Attention has been drawn to older studies from routine data sets that suggest different gestation lengths for women from ethnic minorities in comparison to white women. [15-17] In critically appraising this further, these routine data are of a lower quality and not from controlled trials. Studies from older routine health data can fall prey to bias, and indeed mask or conceal structural discrimination and racism, and should only be used as a signal for launching better studies. Indeed an examination of a data set of birth outcomes for African and Caribbean babies in England and Wales makes a case against over homogenisation of women from ethnic minorities. [18]
In a statement from the RCOG about NICE’s draft guidance the college imply that induction has no downsides, but they don’t seem to have taken into account the recent long term adverse outcomes data for inductions of labour in uncomplicated pregnancies from Australia, or the increasing evidence that the risk of stillbirth is reduced by amplifying continuity of midwifery care models. [19-22]
Achieving high quality national guidance also requires an examination of the impact of social, cultural, and political systems on health, wellbeing, safety, access to care, quality of care, and autonomy. Structural racism is pervasive across British society. Racism is a known determinant of health, occurring at systemic and individual levels. Its role in perpetuating the extreme disparities witnessed in maternity care needs to be addressed through “race conscious medicine” as described by Cerdeña et al. [10]
Experiential data can enhance critical analysis by positively challenging biases and reductive stereotyping and exposing racism that quantitative data may conceal. There are widespread qualitative data which show that women in all ethnic minority groups have poorer experiences of care across antenatal, intrapartum, and postnatal stages than white women. [23] Bringing together experiential knowledge and priorities with clinical knowledge and priorities in co-production processes would increase not only the quality of guidance, but increase confidence in it, and help achieve individualised care for all women, and reduce coercion. While NICE have been emphatic that guidelines should not be tramlines, efforts to address the lack of birthing women’s autonomy in induction of labour requires significantly more attention. [24,25]
The conversations around the NICE draft guidelines provide strong justification for structural reflexivity, “race conscious” medicine, and co-production. [10,13] The opportunities for real change should not be overlooked. If indeed future higher quality studies reveal different gestation lengths for women and birthing people from ethnic minorities, there should be no delay in presenting these data to stakeholders.

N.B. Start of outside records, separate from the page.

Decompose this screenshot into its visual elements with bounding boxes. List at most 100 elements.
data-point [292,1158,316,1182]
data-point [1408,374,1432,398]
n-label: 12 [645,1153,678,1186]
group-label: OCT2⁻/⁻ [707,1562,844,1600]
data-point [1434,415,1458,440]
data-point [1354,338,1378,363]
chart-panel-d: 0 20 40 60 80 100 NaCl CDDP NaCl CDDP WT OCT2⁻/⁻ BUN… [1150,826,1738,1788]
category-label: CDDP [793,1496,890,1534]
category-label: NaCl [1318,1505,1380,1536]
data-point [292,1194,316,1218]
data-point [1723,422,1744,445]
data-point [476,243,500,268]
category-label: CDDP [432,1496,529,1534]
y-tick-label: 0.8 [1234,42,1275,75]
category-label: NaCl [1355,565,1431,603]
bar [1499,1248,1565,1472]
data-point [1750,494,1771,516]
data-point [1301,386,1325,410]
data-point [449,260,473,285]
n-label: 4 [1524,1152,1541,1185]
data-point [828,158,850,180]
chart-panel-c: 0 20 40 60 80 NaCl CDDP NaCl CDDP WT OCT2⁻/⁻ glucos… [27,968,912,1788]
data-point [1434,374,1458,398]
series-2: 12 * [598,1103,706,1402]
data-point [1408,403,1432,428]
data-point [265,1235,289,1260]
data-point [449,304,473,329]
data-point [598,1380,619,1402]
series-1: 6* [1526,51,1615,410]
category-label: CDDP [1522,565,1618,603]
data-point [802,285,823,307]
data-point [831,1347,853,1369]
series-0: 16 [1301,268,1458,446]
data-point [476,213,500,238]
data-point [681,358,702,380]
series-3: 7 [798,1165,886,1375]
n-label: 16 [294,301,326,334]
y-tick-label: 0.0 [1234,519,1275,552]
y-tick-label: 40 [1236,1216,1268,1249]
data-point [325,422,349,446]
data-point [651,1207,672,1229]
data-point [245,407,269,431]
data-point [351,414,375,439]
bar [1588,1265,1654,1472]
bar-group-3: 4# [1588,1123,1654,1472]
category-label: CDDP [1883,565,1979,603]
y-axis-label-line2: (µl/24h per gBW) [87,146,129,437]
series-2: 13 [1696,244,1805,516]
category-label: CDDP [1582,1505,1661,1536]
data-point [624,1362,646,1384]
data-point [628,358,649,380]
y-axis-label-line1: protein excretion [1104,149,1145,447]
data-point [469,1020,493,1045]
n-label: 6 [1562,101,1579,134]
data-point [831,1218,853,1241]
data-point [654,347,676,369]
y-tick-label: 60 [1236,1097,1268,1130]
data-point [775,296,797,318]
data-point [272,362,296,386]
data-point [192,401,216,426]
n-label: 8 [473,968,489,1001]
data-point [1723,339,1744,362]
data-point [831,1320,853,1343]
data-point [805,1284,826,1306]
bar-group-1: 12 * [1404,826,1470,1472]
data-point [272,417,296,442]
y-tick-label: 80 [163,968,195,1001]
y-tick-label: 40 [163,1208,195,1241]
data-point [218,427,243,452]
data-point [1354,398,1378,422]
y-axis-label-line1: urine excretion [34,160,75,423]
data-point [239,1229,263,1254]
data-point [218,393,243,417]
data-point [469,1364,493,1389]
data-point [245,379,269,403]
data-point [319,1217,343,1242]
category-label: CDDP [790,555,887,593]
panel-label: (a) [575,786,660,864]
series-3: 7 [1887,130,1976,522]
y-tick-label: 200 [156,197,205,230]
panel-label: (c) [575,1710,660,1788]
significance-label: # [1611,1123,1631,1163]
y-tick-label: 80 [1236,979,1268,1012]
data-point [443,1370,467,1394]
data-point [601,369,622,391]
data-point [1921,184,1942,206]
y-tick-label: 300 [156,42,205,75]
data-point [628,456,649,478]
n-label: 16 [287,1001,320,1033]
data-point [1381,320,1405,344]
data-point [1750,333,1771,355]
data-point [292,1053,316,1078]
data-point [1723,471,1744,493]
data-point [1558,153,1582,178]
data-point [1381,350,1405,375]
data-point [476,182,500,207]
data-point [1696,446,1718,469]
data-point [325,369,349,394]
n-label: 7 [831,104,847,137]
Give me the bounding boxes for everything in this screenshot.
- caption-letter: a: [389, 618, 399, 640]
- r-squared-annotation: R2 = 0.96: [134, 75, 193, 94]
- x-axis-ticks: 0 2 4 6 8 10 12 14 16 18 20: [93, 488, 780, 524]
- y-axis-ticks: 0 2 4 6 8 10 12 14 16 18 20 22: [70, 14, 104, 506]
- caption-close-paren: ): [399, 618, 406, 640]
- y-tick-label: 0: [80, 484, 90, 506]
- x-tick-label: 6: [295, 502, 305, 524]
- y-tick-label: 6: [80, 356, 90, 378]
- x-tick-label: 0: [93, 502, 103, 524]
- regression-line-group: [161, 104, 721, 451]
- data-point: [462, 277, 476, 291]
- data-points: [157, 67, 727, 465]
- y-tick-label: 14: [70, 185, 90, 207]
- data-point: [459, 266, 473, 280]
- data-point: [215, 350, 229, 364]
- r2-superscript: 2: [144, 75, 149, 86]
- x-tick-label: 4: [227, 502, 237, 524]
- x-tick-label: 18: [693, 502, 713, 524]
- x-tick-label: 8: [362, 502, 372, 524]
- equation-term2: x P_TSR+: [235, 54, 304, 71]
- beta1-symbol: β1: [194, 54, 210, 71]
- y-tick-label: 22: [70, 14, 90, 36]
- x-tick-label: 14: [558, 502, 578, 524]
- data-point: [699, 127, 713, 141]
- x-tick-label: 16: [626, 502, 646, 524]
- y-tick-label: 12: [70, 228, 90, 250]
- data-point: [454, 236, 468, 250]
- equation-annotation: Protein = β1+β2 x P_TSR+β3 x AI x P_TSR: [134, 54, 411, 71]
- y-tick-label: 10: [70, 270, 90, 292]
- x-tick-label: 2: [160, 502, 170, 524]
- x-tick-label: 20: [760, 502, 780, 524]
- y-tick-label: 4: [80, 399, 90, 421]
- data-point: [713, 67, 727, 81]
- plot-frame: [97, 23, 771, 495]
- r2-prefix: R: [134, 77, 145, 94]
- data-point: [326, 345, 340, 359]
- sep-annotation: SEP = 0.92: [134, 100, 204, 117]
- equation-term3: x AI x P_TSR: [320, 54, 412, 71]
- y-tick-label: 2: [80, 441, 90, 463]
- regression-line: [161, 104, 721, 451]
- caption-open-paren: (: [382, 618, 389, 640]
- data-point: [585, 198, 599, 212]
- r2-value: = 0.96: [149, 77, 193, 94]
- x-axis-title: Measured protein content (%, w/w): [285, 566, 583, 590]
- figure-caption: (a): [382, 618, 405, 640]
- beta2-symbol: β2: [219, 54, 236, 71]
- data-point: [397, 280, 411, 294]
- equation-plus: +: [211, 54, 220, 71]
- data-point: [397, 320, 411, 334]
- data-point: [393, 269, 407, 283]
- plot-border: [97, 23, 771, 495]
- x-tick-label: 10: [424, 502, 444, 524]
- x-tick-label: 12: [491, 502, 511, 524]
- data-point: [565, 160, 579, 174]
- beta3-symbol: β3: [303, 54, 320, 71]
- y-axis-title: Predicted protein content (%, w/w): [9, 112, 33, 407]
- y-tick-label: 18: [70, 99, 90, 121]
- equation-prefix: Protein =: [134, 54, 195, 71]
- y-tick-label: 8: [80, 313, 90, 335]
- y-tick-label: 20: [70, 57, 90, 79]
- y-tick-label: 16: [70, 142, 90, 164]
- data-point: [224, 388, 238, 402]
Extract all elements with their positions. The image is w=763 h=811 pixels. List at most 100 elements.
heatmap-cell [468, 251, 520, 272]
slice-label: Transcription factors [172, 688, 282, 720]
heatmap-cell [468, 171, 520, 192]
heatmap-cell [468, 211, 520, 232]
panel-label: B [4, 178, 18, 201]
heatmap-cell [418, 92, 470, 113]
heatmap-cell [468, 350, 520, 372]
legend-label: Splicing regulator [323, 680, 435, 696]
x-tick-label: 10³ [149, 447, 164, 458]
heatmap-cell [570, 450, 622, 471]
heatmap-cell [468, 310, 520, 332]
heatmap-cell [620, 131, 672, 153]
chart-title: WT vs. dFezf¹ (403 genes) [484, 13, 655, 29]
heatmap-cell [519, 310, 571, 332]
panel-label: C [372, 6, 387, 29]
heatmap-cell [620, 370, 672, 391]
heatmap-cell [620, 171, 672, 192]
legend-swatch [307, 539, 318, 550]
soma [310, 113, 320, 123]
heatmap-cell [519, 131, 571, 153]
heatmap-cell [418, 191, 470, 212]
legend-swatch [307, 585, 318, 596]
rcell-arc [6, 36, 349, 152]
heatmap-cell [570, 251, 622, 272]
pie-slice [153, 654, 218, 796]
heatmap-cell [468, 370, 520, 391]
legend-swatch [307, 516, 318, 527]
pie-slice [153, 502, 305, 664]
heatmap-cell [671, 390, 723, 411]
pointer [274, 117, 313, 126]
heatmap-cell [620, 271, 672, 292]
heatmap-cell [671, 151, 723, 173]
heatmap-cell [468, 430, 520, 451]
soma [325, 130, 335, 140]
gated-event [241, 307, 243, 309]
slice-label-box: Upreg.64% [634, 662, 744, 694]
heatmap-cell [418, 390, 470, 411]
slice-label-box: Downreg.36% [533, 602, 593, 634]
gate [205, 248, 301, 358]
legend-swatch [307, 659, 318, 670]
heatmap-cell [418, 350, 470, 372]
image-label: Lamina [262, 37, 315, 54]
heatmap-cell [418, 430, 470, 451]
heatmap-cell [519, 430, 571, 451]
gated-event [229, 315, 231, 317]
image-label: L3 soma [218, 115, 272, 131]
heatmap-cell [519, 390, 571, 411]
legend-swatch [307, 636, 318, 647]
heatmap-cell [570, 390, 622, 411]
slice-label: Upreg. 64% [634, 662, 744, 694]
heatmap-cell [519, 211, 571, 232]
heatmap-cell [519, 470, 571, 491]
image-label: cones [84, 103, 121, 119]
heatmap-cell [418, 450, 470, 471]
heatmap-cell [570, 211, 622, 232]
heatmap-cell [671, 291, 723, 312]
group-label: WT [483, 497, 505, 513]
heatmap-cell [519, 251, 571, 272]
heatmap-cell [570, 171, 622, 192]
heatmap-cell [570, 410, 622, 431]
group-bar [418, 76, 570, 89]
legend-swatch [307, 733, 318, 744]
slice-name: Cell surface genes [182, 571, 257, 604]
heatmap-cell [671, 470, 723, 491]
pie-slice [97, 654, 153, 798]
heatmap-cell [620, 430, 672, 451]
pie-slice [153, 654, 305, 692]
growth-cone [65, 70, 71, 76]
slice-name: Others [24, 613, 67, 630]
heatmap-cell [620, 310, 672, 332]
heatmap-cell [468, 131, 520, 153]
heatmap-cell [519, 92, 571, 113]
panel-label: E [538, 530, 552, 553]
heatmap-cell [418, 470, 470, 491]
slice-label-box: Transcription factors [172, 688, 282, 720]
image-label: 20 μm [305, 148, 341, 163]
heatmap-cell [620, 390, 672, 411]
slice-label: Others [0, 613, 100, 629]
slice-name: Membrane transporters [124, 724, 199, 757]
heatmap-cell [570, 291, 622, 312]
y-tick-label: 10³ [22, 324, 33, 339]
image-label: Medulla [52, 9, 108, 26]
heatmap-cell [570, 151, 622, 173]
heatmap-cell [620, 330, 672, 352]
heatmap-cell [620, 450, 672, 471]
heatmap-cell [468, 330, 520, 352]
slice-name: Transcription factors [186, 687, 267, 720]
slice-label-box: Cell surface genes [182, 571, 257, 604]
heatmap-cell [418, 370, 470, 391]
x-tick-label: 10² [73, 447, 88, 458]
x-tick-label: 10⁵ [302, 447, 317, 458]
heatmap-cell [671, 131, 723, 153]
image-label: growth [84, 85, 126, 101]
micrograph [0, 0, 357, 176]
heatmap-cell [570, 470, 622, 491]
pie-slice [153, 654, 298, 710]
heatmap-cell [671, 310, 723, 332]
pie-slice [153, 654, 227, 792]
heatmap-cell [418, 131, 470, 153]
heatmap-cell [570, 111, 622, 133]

Christine Douglass patient/public advocate with background in social accountability in medical education
Amali Lokugamage consultant obstetrician and gynaecologist and honorary associate professor
Competing interests: CD is chair of the BMA Patient Liaison Group. AUL is on the Board of Directors of the International MotherBaby Childbirth organisation and is also a member of the Patient and Public Voice Partners for NHS England, in both cases deriving no financial remuneration. AUL is a company director of a small publishing company called Docamali Ltd.
Acknowledgement: we are grateful to Logan Van Lessen for reviewing the manuscript and alerting us to the importance of continuity of midwifery care models.